The banks will now be looking very carefully at their lending criteria and this will give fewer opportunities for borrowers, and certainly hard pressed first time buyers. At the other end of the market the City is looking at a £2 billion loss in bonuses this year. This will affect the very top end of the market.

The market so often provides an accurate weather gauge to the financial well being of a region or the UK as a whole. For many the problems of the US property market seemed quite a long way off until the repercussions hit Northern Rock. Now all UK homeowners and buyers are being affected by a credit squeeze and falling market confidence.

 


Perhaps the UK government guaranteeing investors’ funds in Northern Rock and the US bringing down interest rates by 0.5 per cent will help, but there seems little doubt that the UK is in line for a period when house prices have to settle to a level that reflects the banks’ and building societies’ new, harsher and in some cases, more responsible attitude to lending.

So after a fairly long period of property inflation and a buoyant market what should we expect from these new market conditions? Each of us looks for a good result when we are active in the property market, but the reality is that most of us buy well in a slow market and sell well in a buoyant one. Rarely do we get the best of both worlds. This market will favour buyers.

Yet all is not lost for sellers. This is not the 1980s. Employment is relatively high. Interest rates are still relatively low. Industry leaders don’t foresee a hard landing in the property market, rather a soft one. In addition, Scotland has never experienced an overall crash in values like our southern counterparts and this time round is unlikely to be any different. Perhaps, at worst, a period of stagnation.

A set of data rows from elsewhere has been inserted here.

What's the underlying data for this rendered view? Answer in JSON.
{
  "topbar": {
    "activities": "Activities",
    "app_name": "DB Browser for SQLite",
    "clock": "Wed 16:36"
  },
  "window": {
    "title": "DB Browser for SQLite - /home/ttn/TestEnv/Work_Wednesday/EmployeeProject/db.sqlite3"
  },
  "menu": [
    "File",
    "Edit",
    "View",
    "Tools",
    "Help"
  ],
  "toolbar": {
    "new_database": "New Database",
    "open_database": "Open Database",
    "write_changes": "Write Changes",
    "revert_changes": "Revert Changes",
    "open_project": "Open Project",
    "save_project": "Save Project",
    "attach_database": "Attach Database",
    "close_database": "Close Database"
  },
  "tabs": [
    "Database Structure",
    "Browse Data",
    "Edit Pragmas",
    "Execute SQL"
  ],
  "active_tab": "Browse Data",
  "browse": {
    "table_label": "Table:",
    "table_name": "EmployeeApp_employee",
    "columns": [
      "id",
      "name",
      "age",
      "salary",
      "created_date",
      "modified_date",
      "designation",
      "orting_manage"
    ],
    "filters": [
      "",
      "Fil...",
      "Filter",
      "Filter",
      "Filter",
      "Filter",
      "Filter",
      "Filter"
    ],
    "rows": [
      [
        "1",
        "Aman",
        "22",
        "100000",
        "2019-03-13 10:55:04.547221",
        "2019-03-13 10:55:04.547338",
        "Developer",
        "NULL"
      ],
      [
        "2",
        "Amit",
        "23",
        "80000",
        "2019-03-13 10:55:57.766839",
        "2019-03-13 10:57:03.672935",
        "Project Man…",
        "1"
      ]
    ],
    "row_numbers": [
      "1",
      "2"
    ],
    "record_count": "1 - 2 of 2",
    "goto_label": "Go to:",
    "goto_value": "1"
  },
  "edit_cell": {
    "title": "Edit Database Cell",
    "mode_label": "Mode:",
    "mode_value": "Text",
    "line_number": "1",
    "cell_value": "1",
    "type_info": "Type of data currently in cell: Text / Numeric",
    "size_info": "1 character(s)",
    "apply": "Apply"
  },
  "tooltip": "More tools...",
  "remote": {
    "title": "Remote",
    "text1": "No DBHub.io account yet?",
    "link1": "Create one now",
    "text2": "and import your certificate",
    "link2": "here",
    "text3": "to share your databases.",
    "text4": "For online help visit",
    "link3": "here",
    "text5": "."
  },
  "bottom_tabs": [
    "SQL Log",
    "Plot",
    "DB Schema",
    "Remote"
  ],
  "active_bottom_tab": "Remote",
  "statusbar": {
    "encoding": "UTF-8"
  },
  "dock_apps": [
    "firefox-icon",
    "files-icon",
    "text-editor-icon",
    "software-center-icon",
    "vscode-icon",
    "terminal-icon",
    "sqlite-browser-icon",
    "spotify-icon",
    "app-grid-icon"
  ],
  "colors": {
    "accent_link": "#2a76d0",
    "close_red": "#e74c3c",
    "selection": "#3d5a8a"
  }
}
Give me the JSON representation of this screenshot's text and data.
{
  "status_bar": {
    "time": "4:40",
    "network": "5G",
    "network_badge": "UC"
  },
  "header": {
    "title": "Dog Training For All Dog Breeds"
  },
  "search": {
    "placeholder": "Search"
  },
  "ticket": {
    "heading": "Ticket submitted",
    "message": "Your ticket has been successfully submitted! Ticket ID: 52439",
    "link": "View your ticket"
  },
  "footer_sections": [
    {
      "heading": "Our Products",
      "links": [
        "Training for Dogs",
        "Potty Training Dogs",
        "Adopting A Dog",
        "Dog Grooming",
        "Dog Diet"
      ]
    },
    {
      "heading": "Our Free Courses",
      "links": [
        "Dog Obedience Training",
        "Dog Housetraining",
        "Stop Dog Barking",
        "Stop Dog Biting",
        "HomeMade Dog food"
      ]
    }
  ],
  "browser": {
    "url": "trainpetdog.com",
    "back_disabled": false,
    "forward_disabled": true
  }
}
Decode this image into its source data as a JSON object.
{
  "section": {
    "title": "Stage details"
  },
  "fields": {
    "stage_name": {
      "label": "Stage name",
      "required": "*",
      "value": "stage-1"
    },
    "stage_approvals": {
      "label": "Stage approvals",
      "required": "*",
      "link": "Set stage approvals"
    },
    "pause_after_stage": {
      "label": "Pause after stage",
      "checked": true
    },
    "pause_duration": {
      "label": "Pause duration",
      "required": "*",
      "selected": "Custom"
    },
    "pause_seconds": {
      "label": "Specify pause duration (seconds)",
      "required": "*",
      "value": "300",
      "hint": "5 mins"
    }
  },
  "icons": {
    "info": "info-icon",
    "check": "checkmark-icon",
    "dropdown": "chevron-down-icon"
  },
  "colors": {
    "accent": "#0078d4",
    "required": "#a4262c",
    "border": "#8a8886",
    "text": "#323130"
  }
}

But sellers will have to realise that any gains they make will most likely be in buying their next property and that they will have to be sensible with their own asking price to avoid a prolonged and frustrating period on the market. They will also have to make every effort to ensure that their property looks at its most appealing and certainly more appealing
than other comparable properties being sold locally. Then, with some flexibility in negotiating, even in a challenging market the chances are good that they will be able to move on, while their neighbour’s For Sale board remains - familiar and weather-beaten.